Вздрагивает Тодо. Оцепеневший и онемевший, взирает впервые на нечто откровенное, что в гневе и ужасе взирает на него.
— Вы ведь ученный муж, вы ведаете больше моего. Так поделитесь, есть ли в писаниях способ сделать мое дитя счастливым?
Шум дождя. Тишина, повисшая в покоях. Опускает взгляд Тодо, извиняющееся сочувствие в его вздохе:
— Простите, госпожа. Боюсь, что ответа нет.
Но неутомимо материнское сердце в своей надежде.
— Тогда найдите его, Тодо. Молю, заставьте моего сына улыбаться, помогите ему познать счастье…
Гудит воздух от стрекота цикад. Растащили лужи осколки солнца, заключили в рамки.

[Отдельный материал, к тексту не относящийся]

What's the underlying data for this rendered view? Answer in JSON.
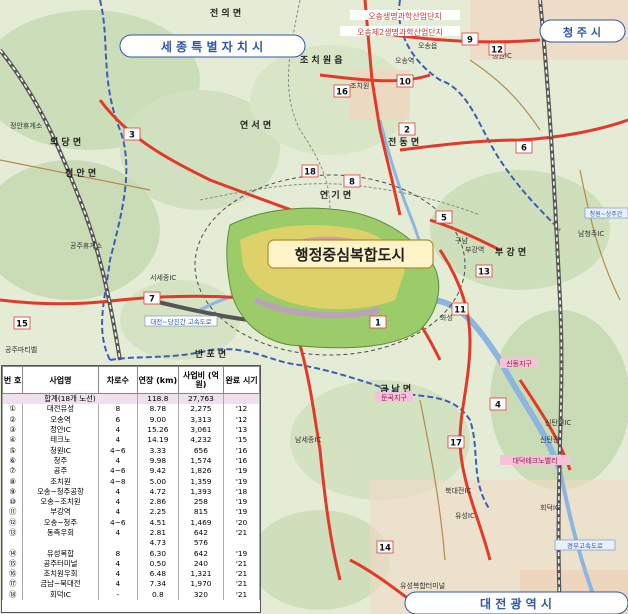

Разгладилось небо, скованное влажной духотой.
Ребёнок устроился на веранде позади кухни, прижав к груди биву, чистенькую, блестящую. Пролег древесный узор по грифу, высоки лады. Плектр отрывисто царапает струны, и их рваная, скачущая мелодия зазывает Тодо маяком.
— Где ты этому научился?
Плектр прерывает свой удар. Поворачивается ребёнок.

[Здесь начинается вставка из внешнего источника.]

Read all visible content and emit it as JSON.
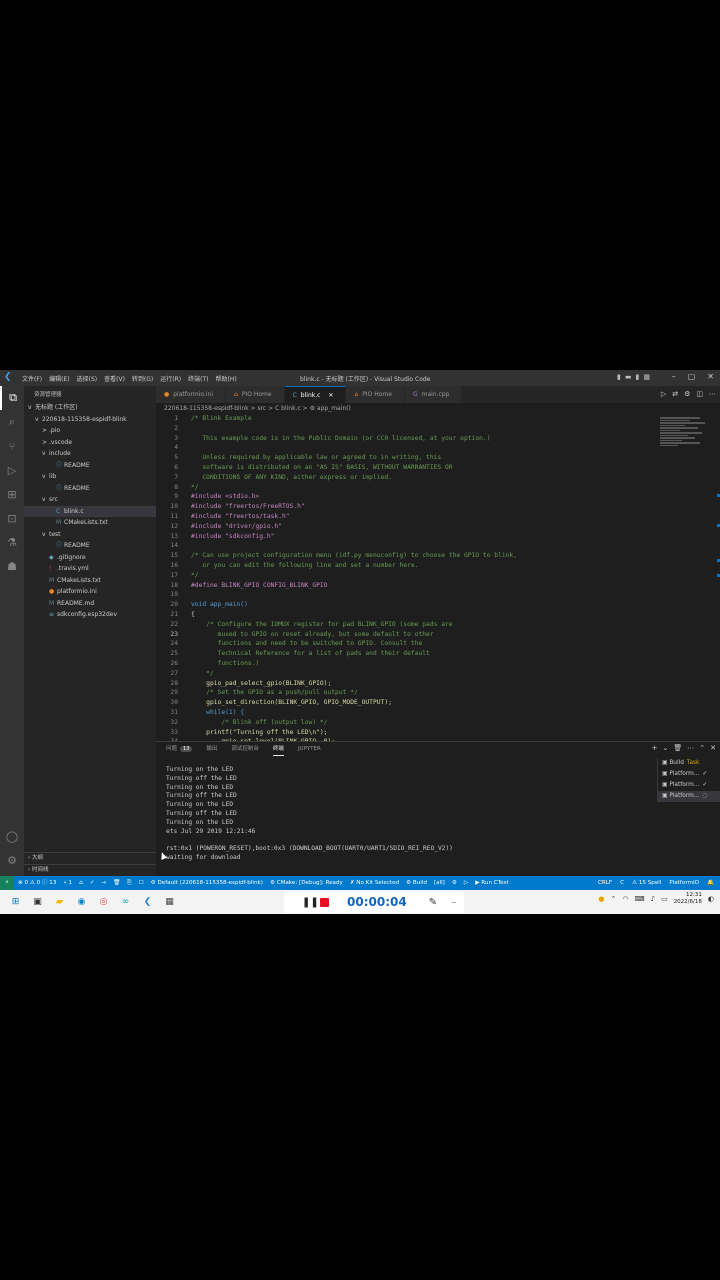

— Моя мама была певицей, — кривой клык, а глаза хитрые, смешливые. Родинка под правым из них. — Она выступала в настоящем театре и пользовалась успехом!
Сдерживает улыбку Тодо. Спустившись с веранды, становится перед ребенком, что откидывается назад, изумленно округлив рот.
— Дяденька, а вы ужасно-преужасно большой! — выпаливает искристо.
Улыбка всё же прорезается. Складывает руки на груди мужчина:
— Я не дяденька. Я учитель. Тодо.
Сучит босыми ногами ребёнок. Не по размеру рубаха вздулась шаром над тугим поясом, подвязаны штаны под коленями. Кот перепрыгивает через порог. Мурчит, когда ребёнок чешет ему шейку.
— Ты служишь при кухне?
— Угу.
— И как тебя зовут?
— Яль, господин Тодо.
— Учитель Тодо.
Ребёнок довольно щурится. Чирикает:
— У меня никогда не было учителя!
Обкорнанные волосы топорщатся на макушке кудрявым хохолком. Самый настоящий вороненок. Солнечный блик, застрявший в обсидиане. Предлагает заговорщически:
— Хотите, сыграю вам?
— Сыграй.
И ребёнок расплывается в широкой улыбке. По привычке прикрывает глаза и слегка запрокидывает голову, когда начинает петь. Тоненькая шейка, ленточки синих вен под бумагой кожи. А голос льется. Голос непомерный для столь щуплого тела. Ломкие веточки рук, прутья пальцев, короткие полумесяцы ногтей.
Тодо откровенно любуется удивительным мигом рождения чего-то прекрасного, затрагивающего душу, а ребёнок раскачивается в такт, выпуская краски из узкой груди:
— Ho кaк мepкнeт в нeбecax
Coлнцe нa зaкaтe дня,
Kaк cкpывaeтcя лyнa
Meждy oблaкoв,
Бyдтo вoдopocль мopeй,
Haдлoмилacь вдpyг oнa,
Бyдтo клeнa aлый лиcт,
Oтцвeлa нaвeк.[3]
Знакомое покалывание прокатывается отрезвляющей волной.
— Юный господин, — срывается с уст Тодо.
Бива замолкает. Набежавшее на солнце облако погружает в тень. Княжич замер на садовой дорожке. Белесые косы ниспадают на плечи, широко распахнутые глаза впились в ребёнка, в инструмент на его коленях. И от тьмы этого пристального немигающего взгляда становится не по себе. Больно похож на отцовский, больно отчетливо читается угроза. Тодо поводит плечами.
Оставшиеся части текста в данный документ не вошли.